Manufacturing Sector Slips into Recession, Is it Time for a 75bp Rate Cut?

In yesterday’s [I]Daily Fundamentals[/I], we warned that even though the US dollar recovered and we had a few pieces of stronger economic data, it is premature to assume that the sell-off has come to an end.

Following the shockingly weak Philly Fed manufacturing survey, talk of a recession in the US economy is back in force and with lots of fundamental backing behind it. The manufacturing index fell to the lowest level in over 6 years which basically means that the manufacturing sector is already in a recession.
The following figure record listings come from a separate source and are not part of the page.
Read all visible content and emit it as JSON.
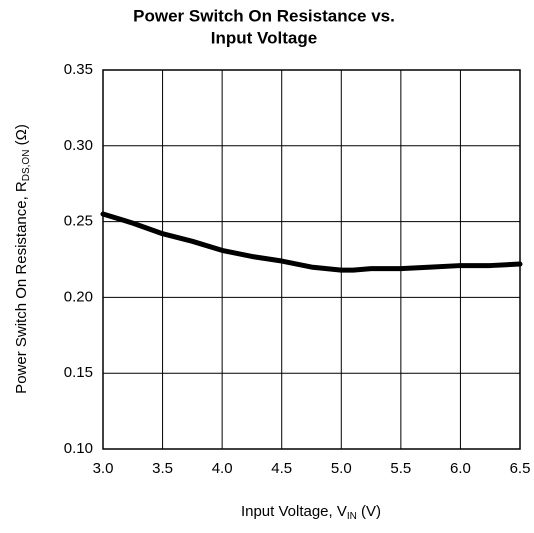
{
  "chart_data": {
    "type": "line",
    "title": [
      "Power Switch On Resistance vs.",
      "Input Voltage"
    ],
    "xlabel": [
      "Input Voltage, V",
      "IN",
      " (V)"
    ],
    "ylabel": [
      "Power Switch On Resistance, R",
      "DS,ON",
      " (Ω)"
    ],
    "x": [
      3.0,
      3.25,
      3.5,
      3.75,
      4.0,
      4.25,
      4.5,
      4.75,
      5.0,
      5.1,
      5.25,
      5.5,
      5.75,
      6.0,
      6.25,
      6.5
    ],
    "series": [
      {
        "name": "RDS,ON",
        "color": "#000000",
        "values": [
          0.255,
          0.249,
          0.242,
          0.237,
          0.231,
          0.227,
          0.224,
          0.22,
          0.218,
          0.218,
          0.219,
          0.219,
          0.22,
          0.221,
          0.221,
          0.222
        ]
      }
    ],
    "xlim": [
      3.0,
      6.5
    ],
    "xticks": [
      {
        "value": 3.0,
        "label": "3.0"
      },
      3.5,
      {
        "value": 4.0,
        "label": "4.0"
      },
      4.5,
      {
        "value": 5.0,
        "label": "5.0"
      },
      5.5,
      {
        "value": 6.0,
        "label": "6.0"
      },
      6.5
    ],
    "ylim": [
      0.1,
      0.35
    ],
    "yticks": [
      {
        "value": 0.1,
        "label": "0.10"
      },
      0.15,
      {
        "value": 0.2,
        "label": "0.20"
      },
      0.25,
      {
        "value": 0.3,
        "label": "0.30"
      },
      0.35
    ],
    "grid": true
  }
}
Taken together with the Financial Times report that California and Florida are in or on the brink of a recession and we can understand why stocks fell over 300 points today. Housing starts dropped to the lowest level in 17 years while building permits posted their biggest drop in 33 years. The dollar is weaker against all of the major currencies with the exception of the commodity currencies and rate cut expectations have increased once again. Believe it or not the futures market is now pricing in a 58 percent chance of 75bp of easing at the end of the month up from 40 percent yesterday. In his Congressional Testimony, Bernanke repeated his prior warning that the Fed is “ready to take substantive additional action.” Up until today, this meant 50bp of easing because we expect the Federal Reserve to deliver exactly what the market prices in, nothing more, nothing less. Now that rate cut expectations are favoring 75bp of easing, we will be watching to see if those expectations grow. The financial markets have been extremely volatile and Fed fund futures are no different. We do believe that the US economy needs a 75bp rate cut, it is just a matter of whether Bernanke will risk a jump in inflationary pressures to support growth. If the Bush Administration announces a stimulus package, that too could lower rate cut expectations as tax cuts and additional spending reduces the need for more aggressive easing. Leading indicators and the University of Michigan consumer confidence reports are due for release tomorrow; both numbers are expected to be dollar negative.